Sue Ballyn is Prof. Emerita at Barcelona University from where she graduated with a BA in 1982. Her M.A. thesis on the writings of Sylvia Plath and Ted Hughes won the Faculty prize in 1983. In 1986 she won the Faculty prize again, this time for her PhD thesis on Australian Poetry, the first PhD on Australian Literature in Spain.

She joined the English and German Philology Department on graduation 1982 and has remained at the university ever since. In 1990 she founded the Australian Studies Program which was recognised as an official Barcelona University Observatory – Studies Centre in 2000, known as CEA, Observatorio Centre d'Estudis Australians.
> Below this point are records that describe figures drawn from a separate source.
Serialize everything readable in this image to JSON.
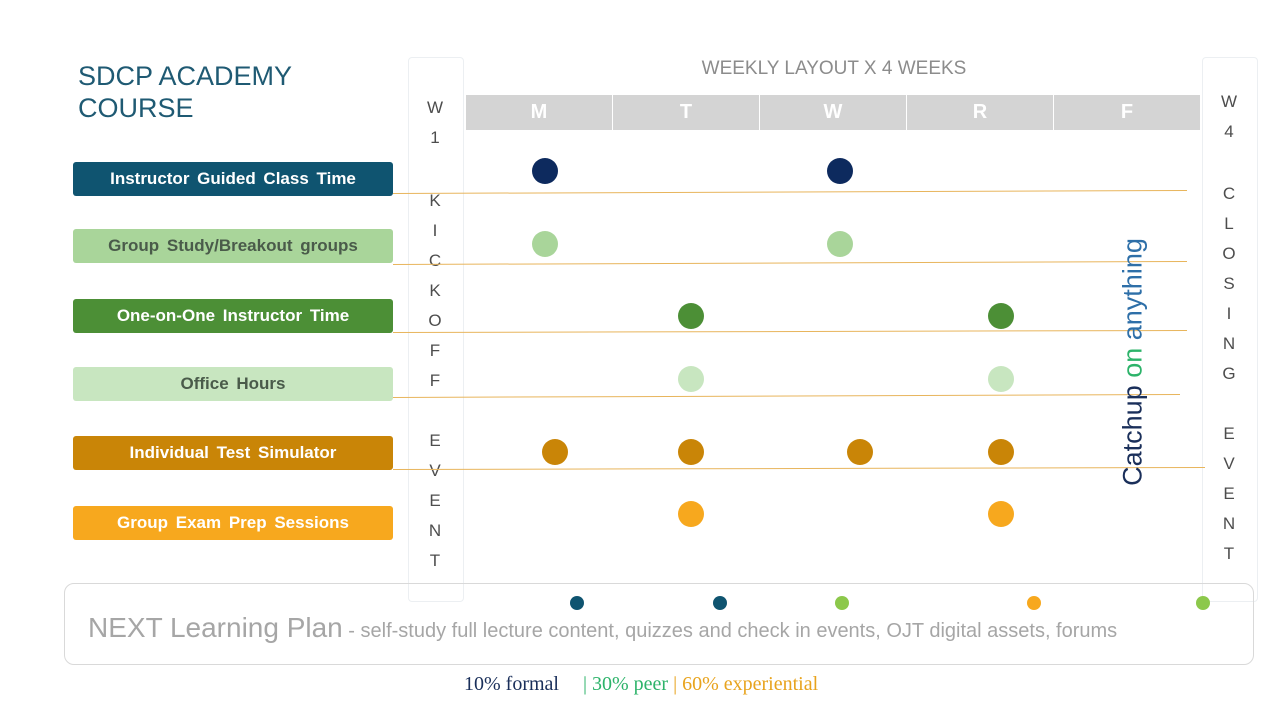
{
  "title": {
    "line1": "SDCP ACADEMY",
    "line2": "COURSE"
  },
  "header": {
    "weekly_layout": "WEEKLY LAYOUT X 4 WEEKS"
  },
  "days": [
    "M",
    "T",
    "W",
    "R",
    "F"
  ],
  "kickoff": {
    "week": [
      "W",
      "1"
    ],
    "letters": [
      "K",
      "I",
      "C",
      "K",
      "O",
      "F",
      "F",
      "",
      "E",
      "V",
      "E",
      "N",
      "T"
    ]
  },
  "closing": {
    "week": [
      "W",
      "4"
    ],
    "letters": [
      "C",
      "L",
      "O",
      "S",
      "I",
      "N",
      "G",
      "",
      "E",
      "V",
      "E",
      "N",
      "T"
    ]
  },
  "lanes": [
    {
      "label": "Instructor Guided Class Time",
      "color": "#0f5470",
      "dot_color": "#0d2a5e",
      "days": [
        "M",
        "W"
      ]
    },
    {
      "label": "Group Study/Breakout groups",
      "color": "#a9d59a",
      "dot_color": "#a9d59a",
      "days": [
        "M",
        "W"
      ]
    },
    {
      "label": "One-on-One Instructor Time",
      "color": "#4c8f36",
      "dot_color": "#4c8f36",
      "days": [
        "T",
        "R"
      ]
    },
    {
      "label": "Office Hours",
      "color": "#c8e6c0",
      "dot_color": "#c8e6c0",
      "days": [
        "T",
        "R"
      ]
    },
    {
      "label": "Individual Test Simulator",
      "color": "#c98507",
      "dot_color": "#c98507",
      "days": [
        "M",
        "T",
        "W",
        "R"
      ]
    },
    {
      "label": "Group Exam Prep Sessions",
      "color": "#f7a81e",
      "dot_color": "#f7a81e",
      "days": [
        "T",
        "R"
      ]
    }
  ],
  "catchup": {
    "part1": "Catchup ",
    "part2": "on",
    "part3": " anything"
  },
  "next_plan": {
    "main": "NEXT Learning Plan",
    "rest": " - self-study full lecture content, quizzes and check in events, OJT digital assets, forums",
    "dot_colors": [
      "#0f5470",
      "#0f5470",
      "#8cc84b",
      "#f7a81e",
      "#8cc84b"
    ]
  },
  "legend": [
    {
      "text": "10% formal",
      "color": "#1a2f5a"
    },
    {
      "text": "| 30% peer",
      "color": "#2db36a"
    },
    {
      "text": "|",
      "color": "#e8a31d"
    },
    {
      "text": "60% experiential",
      "color": "#e8a31d"
    }
  ]
}
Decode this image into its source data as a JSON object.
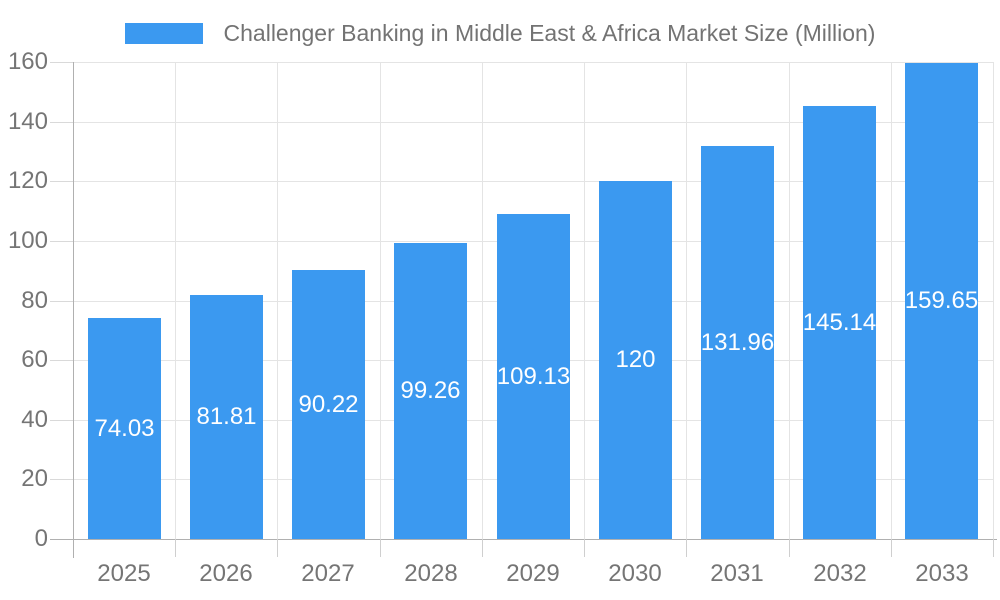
{
  "chart_data": {
    "type": "bar",
    "title": "Challenger Banking in Middle East & Africa Market Size (Million)",
    "legend": [
      {
        "label": "Challenger Banking in Middle East & Africa Market Size (Million)",
        "color": "#3b99f0"
      }
    ],
    "legend_position": "top-center",
    "categories": [
      "2025",
      "2026",
      "2027",
      "2028",
      "2029",
      "2030",
      "2031",
      "2032",
      "2033"
    ],
    "values": [
      74.03,
      81.81,
      90.22,
      99.26,
      109.13,
      120,
      131.96,
      145.14,
      159.65
    ],
    "value_labels": [
      "74.03",
      "81.81",
      "90.22",
      "99.26",
      "109.13",
      "120",
      "131.96",
      "145.14",
      "159.65"
    ],
    "xlabel": "",
    "ylabel": "",
    "ylim": [
      0,
      160
    ],
    "ytick_step": 20,
    "yticks": [
      0,
      20,
      40,
      60,
      80,
      100,
      120,
      140,
      160
    ],
    "grid": true,
    "value_label_position": "center-of-bar",
    "colors": {
      "bar": "#3b99f0",
      "value_label": "#ffffff",
      "axis_line": "#b0b0b0",
      "grid_line": "#e4e4e4",
      "y_tick_mark": "#d9d9d9",
      "x_tick_mark": "#cfcfcf",
      "tick_label": "#757575",
      "title_text": "#737373",
      "background": "#ffffff"
    }
  }
}
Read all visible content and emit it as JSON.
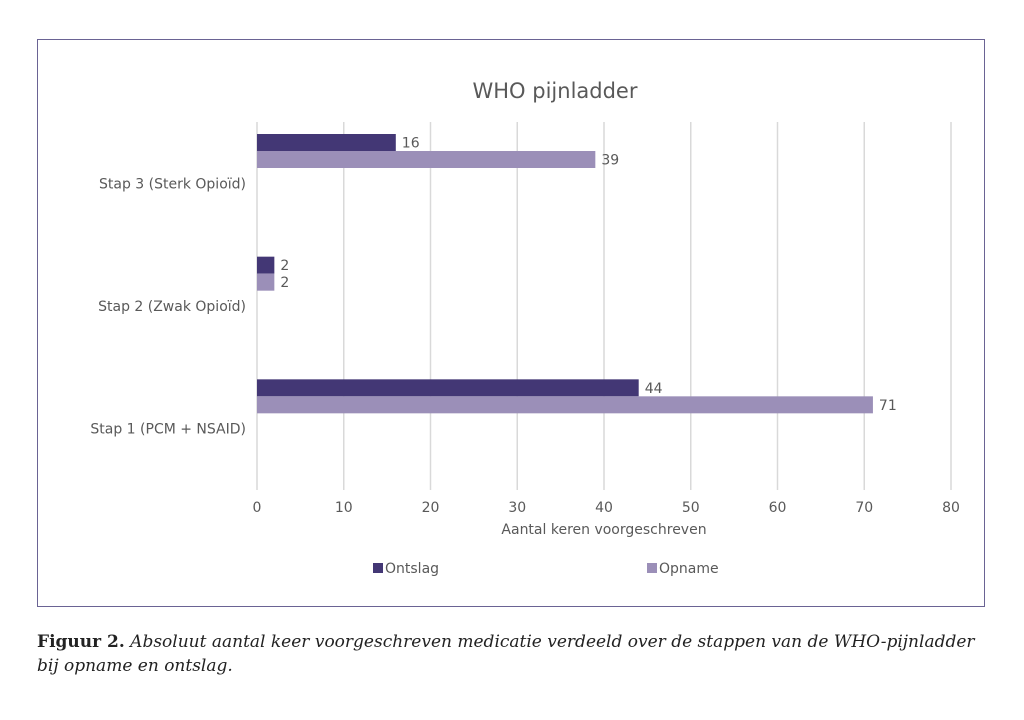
{
  "chart_data": {
    "type": "bar",
    "orientation": "horizontal",
    "title": "WHO pijnladder",
    "categories": [
      "Stap 1 (PCM + NSAID)",
      "Stap 2 (Zwak Opioïd)",
      "Stap 3 (Sterk Opioïd)"
    ],
    "series": [
      {
        "name": "Ontslag",
        "values": [
          44,
          2,
          16
        ],
        "color": "#433775"
      },
      {
        "name": "Opname",
        "values": [
          71,
          2,
          39
        ],
        "color": "#9b8fb8"
      }
    ],
    "xlabel": "Aantal keren voorgeschreven",
    "ylabel": "",
    "xlim": [
      0,
      80
    ],
    "xticks": [
      0,
      10,
      20,
      30,
      40,
      50,
      60,
      70,
      80
    ],
    "grid": true,
    "legend": "bottom",
    "data_labels": true
  },
  "caption": {
    "label": "Figuur 2.",
    "text": " Absoluut aantal keer voorgeschreven medicatie verdeeld over de stappen van de WHO-pijnladder bij opname en ontslag."
  }
}
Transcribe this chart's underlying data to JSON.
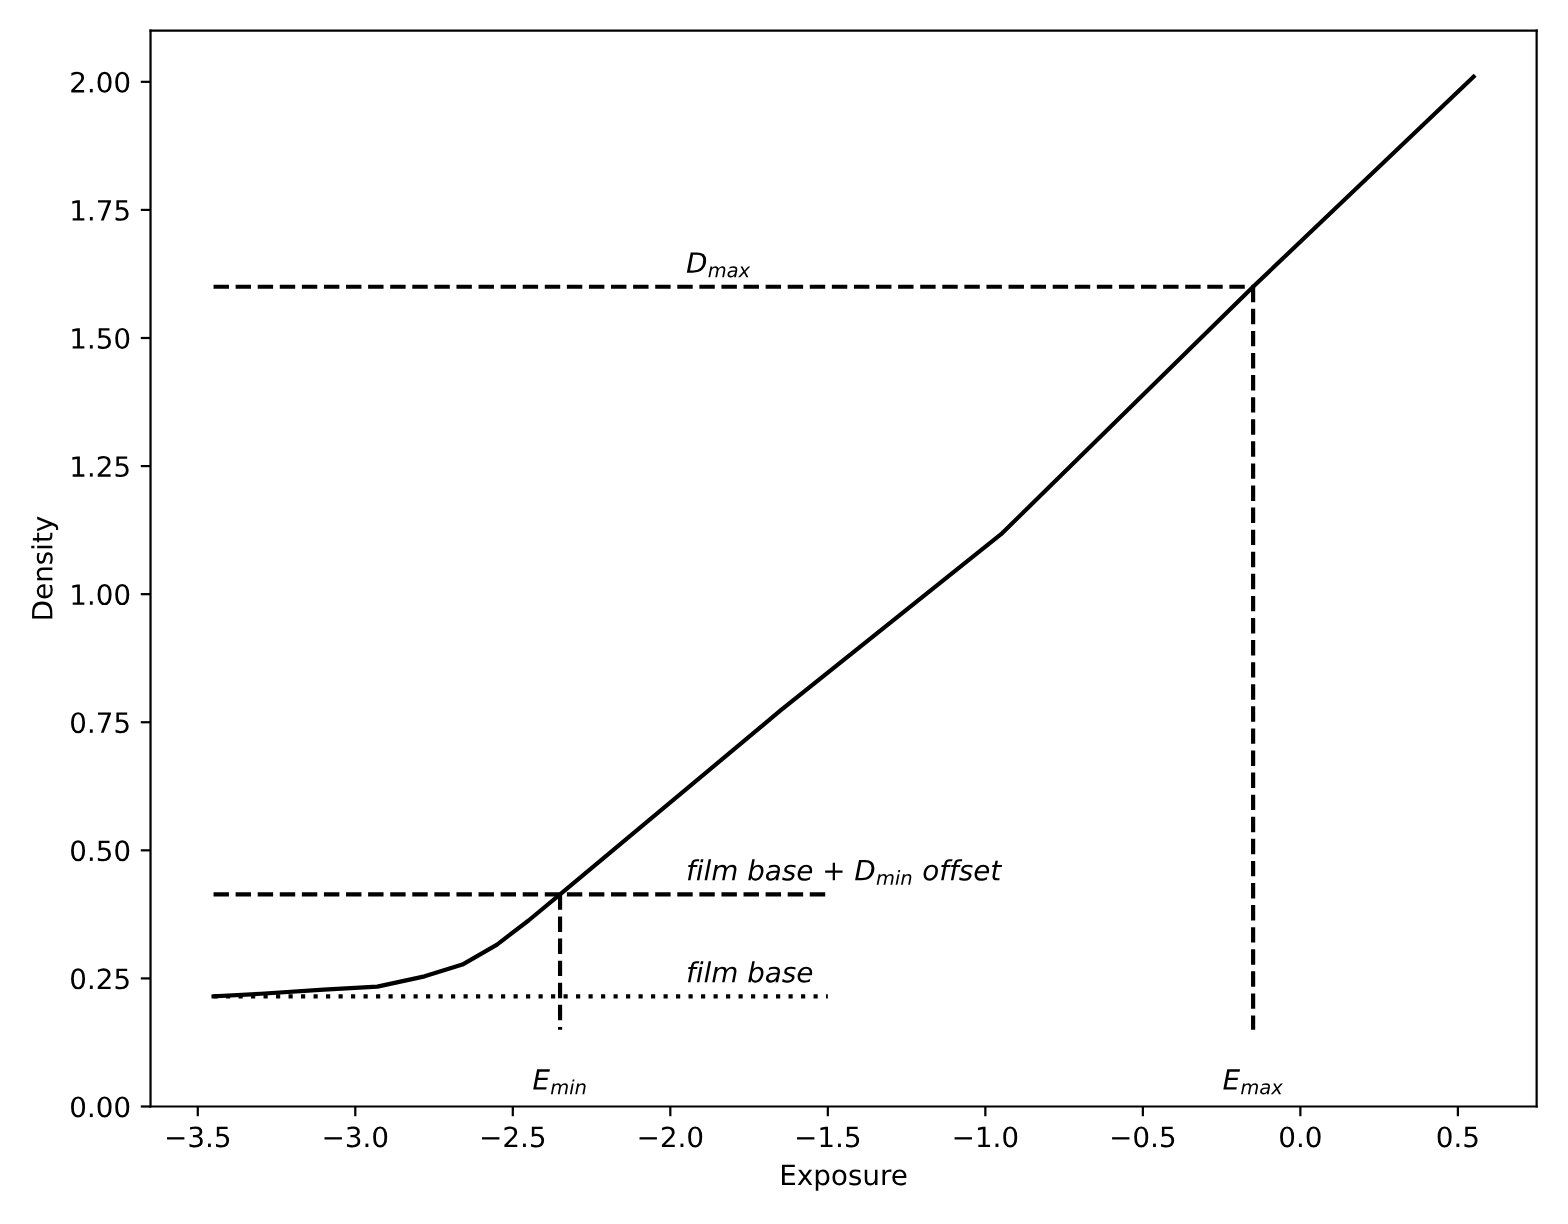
{
  "chart_data": {
    "type": "line",
    "xlabel": "Exposure",
    "ylabel": "Density",
    "xlim": [
      -3.65,
      0.75
    ],
    "xticks": [
      {
        "value": -3.5,
        "label": "−3.5"
      },
      {
        "value": -3.0,
        "label": "−3.0"
      },
      {
        "value": -2.5,
        "label": "−2.5"
      },
      {
        "value": -2.0,
        "label": "−2.0"
      },
      {
        "value": -1.5,
        "label": "−1.5"
      },
      {
        "value": -1.0,
        "label": "−1.0"
      },
      {
        "value": -0.5,
        "label": "−0.5"
      },
      {
        "value": 0.0,
        "label": "0.0"
      },
      {
        "value": 0.5,
        "label": "0.5"
      }
    ],
    "ylim": [
      0,
      2.1
    ],
    "yticks": [
      {
        "value": 0,
        "label": "0.00"
      },
      {
        "value": 0.25,
        "label": "0.25"
      },
      {
        "value": 0.5,
        "label": "0.50"
      },
      {
        "value": 0.75,
        "label": "0.75"
      },
      {
        "value": 1.0,
        "label": "1.00"
      },
      {
        "value": 1.25,
        "label": "1.25"
      },
      {
        "value": 1.5,
        "label": "1.50"
      },
      {
        "value": 1.75,
        "label": "1.75"
      },
      {
        "value": 2.0,
        "label": "2.00"
      }
    ],
    "grid": false,
    "series": [
      {
        "color": "#000000",
        "line_style": "solid",
        "x": [
          -3.45,
          -3.3,
          -3.1,
          -2.93,
          -2.78,
          -2.66,
          -2.55,
          -2.45,
          -2.35,
          -1.65,
          -0.95,
          -0.15,
          0.55
        ],
        "values": [
          0.215,
          0.22,
          0.228,
          0.234,
          0.254,
          0.277,
          0.316,
          0.363,
          0.414,
          0.773,
          1.117,
          1.6,
          2.01
        ]
      },
      {
        "color": "#000000",
        "line_style": "dashed",
        "x": [
          -3.45,
          -0.15
        ],
        "values": [
          1.6,
          1.6
        ]
      },
      {
        "color": "#000000",
        "line_style": "dashed",
        "x": [
          -0.15,
          -0.15
        ],
        "values": [
          1.6,
          0.15
        ]
      },
      {
        "color": "#000000",
        "line_style": "dashed",
        "x": [
          -3.45,
          -1.5
        ],
        "values": [
          0.414,
          0.414
        ]
      },
      {
        "color": "#000000",
        "line_style": "dashed",
        "x": [
          -2.35,
          -2.35
        ],
        "values": [
          0.414,
          0.15
        ]
      },
      {
        "color": "#000000",
        "line_style": "dotted",
        "x": [
          -3.45,
          -1.5
        ],
        "values": [
          0.215,
          0.215
        ]
      }
    ],
    "annotations": [
      {
        "text": "D$_{max}$",
        "x": -1.95,
        "y": 1.6
      },
      {
        "text": "film base + D$_{min}$ offset",
        "x": -1.95,
        "y": 0.414
      },
      {
        "text": "film base",
        "x": -1.95,
        "y": 0.215
      },
      {
        "text": "E$_{min}$",
        "x": -2.35,
        "y": 0.15
      },
      {
        "text": "E$_{max}$",
        "x": -0.15,
        "y": 0.15
      }
    ]
  }
}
It is the only Australian Studies Centre in Spain and one of the most active in Europe.

Over the last twenty-five years, Sue Ballyn's research has been focused on foreign convicts transported to Australia, in particular Spanish, Portuguese, Hispanics and Sephardim, and she works closely with the Female Convicts Research Centre, Tasmania. She has published and lectured widely in the area, very often in collaboration with Prof. Lucy Frost. 2016 will see the publication of a book on Adelaide de la Thoreza, a Spanish convict, written by herself and Lucy Frost.

More recently she has become involved in a project on ageing in literature DEDAL-LIT at Lleida University which in turn is part of a European project on ageing: SIforAge. As part of this project she is working on Human Rights and the Elderly, an area she started to research in 1992. In 2016 a book of interviews with elderly women, with the working title Stories of Experience, will be published as part of this project. These oral stories are the result of field work she has carried out in Barcelona.

She is also involved in a ministry funded Project, run out of the Australian Studies Centre and headed by Dr. Bill Phillips, on Postcolonial Crime Fiction (POCRIF) This last project has inevitably intertwined itself with her work on convicts and Australia. She currently holds the position of Profesor Emerita and Founder / Co-Director of the Australian Studies Centre, at Barcelona University.

Koichi Iwabuchi
Professor Koichi Iwabuchi
ACCS2016 Conference Co-Chair

Monash Asia Institute in Monash University, Australia

Koichi Iwabuchi is Professor of Media and Cultural Studies and Director of the Monash Asia Institute in Monash University, Australia. His main research interests are media and cultural globalisation, multicultural questions, mixed race and cultural citizenship in East Asian contexts.

His English publications include Recentering Globalization: Popular Culture and Japanese Transnationalism (Duke University Press, 2002); East Asian Pop Culture: Approaching the Korean Wave (ed. with Chua Beng Huat, Hong Kong University Press, 2008); "Uses of media culture, usefulness of media culture studies: Beyond brand nationalism, into public dialogue (in Creativity and Academic Activism: Instituting Cultural Studies, M. Morris and M. Hjort (eds), Hong Kong University Press & Duke University Press, 2012); "De-westernisation, inter-Asian referencing and beyond" (European Journal of Cultural Studies, 2013). Together with Chris Berry, he is a co-editor of Hong Kong University Press book series, TransAsia: Screen Cultures.